Tim Heidecker and Neil Hamburger

Note: This review is from 2017

Gig review by Steve Bennett at Soho Theatre

Fans of convention-defying cult stand-up are being spoilt with this double bill: not only the British debut of US alternative comedy hero Tim Heidecker, but a return visit for the bilious cesspit of abject misery that is Neil Hamburger.

Heidecker is best known for his collaborations with Eric Wareheim, even if the Adult Swim show Tim And Eric Awesome Show, Great Job! – which has just returned for a tenth anniversary edition – is hard to find in the UK.

He makes quite the entrance: stumbling into the microphone stand, then spending the best part of five minutes trying to restore order in an hilarious display of frustrated, chaotic slapstick. The fact that his misadventures go on way longer than they ought are a huge part of his appeal.

As he tries to get under way proper, he has to quell the nausea, having allegedly contacted food poisoning from an ill-advised Full English, though you might mistake his near-retching for an aversion to his own act. 

For essentially, he presents as a fairly useless jobbing comedian, with a bit of confidence but very little material: agonisingly tortured puns, unconvincing impersonations and inept hypnosis – and with a delivery which often has him struggle to find the right words. The ham-handedness is persistent, but underplayed, a nuanced parody rather than an exaggerated caricature. 

Despite the amateurish he presents, Heidecker has gloriously misplaced conviction in his own abilities, even wanting ditch the prepared set he’s become bored by for some freewheeling, in-the-moment ad-libbing – ‘comedy without a net’, he calls it, appropriating the tagline of Set List. No surprise that his braggadocio in approaching this far outstrips his talent, and he flails brilliantly.

Irony extends to his implied support of Donald Trump… but he wouldn’t be a raging egotist of a comedian if he didn’t suggest he could heal this divided world with a few inspiring words. After all, if a Coke drinker like him can tolerate a Pepsi fan, no rift cannot be bridged, right?

This culminates in a great set piece, a crap joke that he fumbles, and must retell time and again – for the special he says he’s recording – and if we laugh in the wrong place on Take Two, we’ll spoil it…

It’s a unique and imaginative 45-minute set, enhanced by Heidecker’s rare commitment to the gags and subtle subversions of the accepted protocols of stand-up – though he could probably have milked that food poisoning idea more.

Hamburger, the creation of Gregg Turkington with whom Heidecker hosts the On Cinema web series, is similarly renegade, taking the same comedy etiquette and mutating it, thorough his grotesque parody of a slap-on-the-fake-smile nightclub comedian.

Back at the Soho Theatre for a fourth time, he hijacks the safe space of a joke format to vent his infected spleen, with disproportionately vicious one-liners denigrating the most irrelevant of targets. Kiss frontman Gene Simmons is subject to the most rancorous abuse, while his description of a variety show fronted by Full House actor John Stamos is so depraved as to make the legendarily bad-taste Aristocrats joke look like a nursery rhyme.

Hamburger puts a distinctive rhythm to his jokes. ‘Why?’, he asks repeatedly, before getting to  the celebrity’s name, which he then mentions several times with varying adjectives to praise or disparage them. ‘Legendary’ is a favourite, each syllable stretched to its limit. The audience get involved, too, responding, ’Why?’ to trigger the scabrous punchlines.

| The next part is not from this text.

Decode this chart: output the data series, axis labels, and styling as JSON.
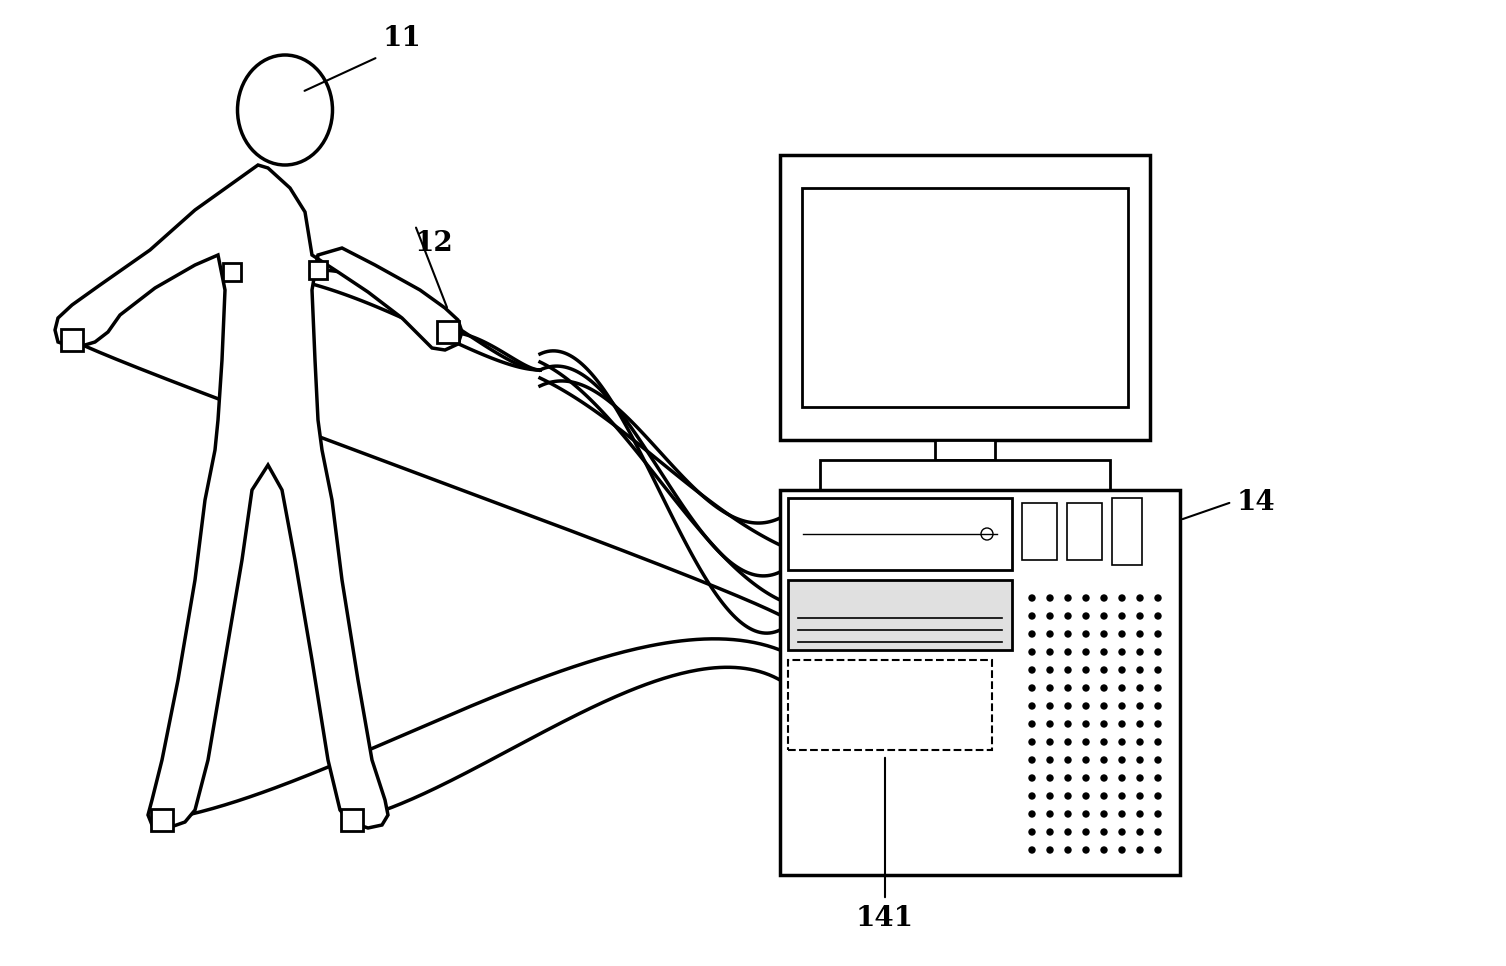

Maybe a third of these are actually great jokes, the rest little more than base slander in set-up/punchline form. You never know which you are going to get, but both options are brutally funny.

The abuse all comes from from a place of self-hatred, for Hamburger is grubby man with a permanent scowl, greasy hair matted to his scalp and an ever-present drink to numb the pain of his pitiful existence. He’s the clown who can’t hide his misery.

The only disappointment here was that his set only ran for half an hour or so, for we could feast on this Hamburger for muchs longer.

• Tim Heidecker and Neil Hamburger are at the Soho Theatre until Saturday.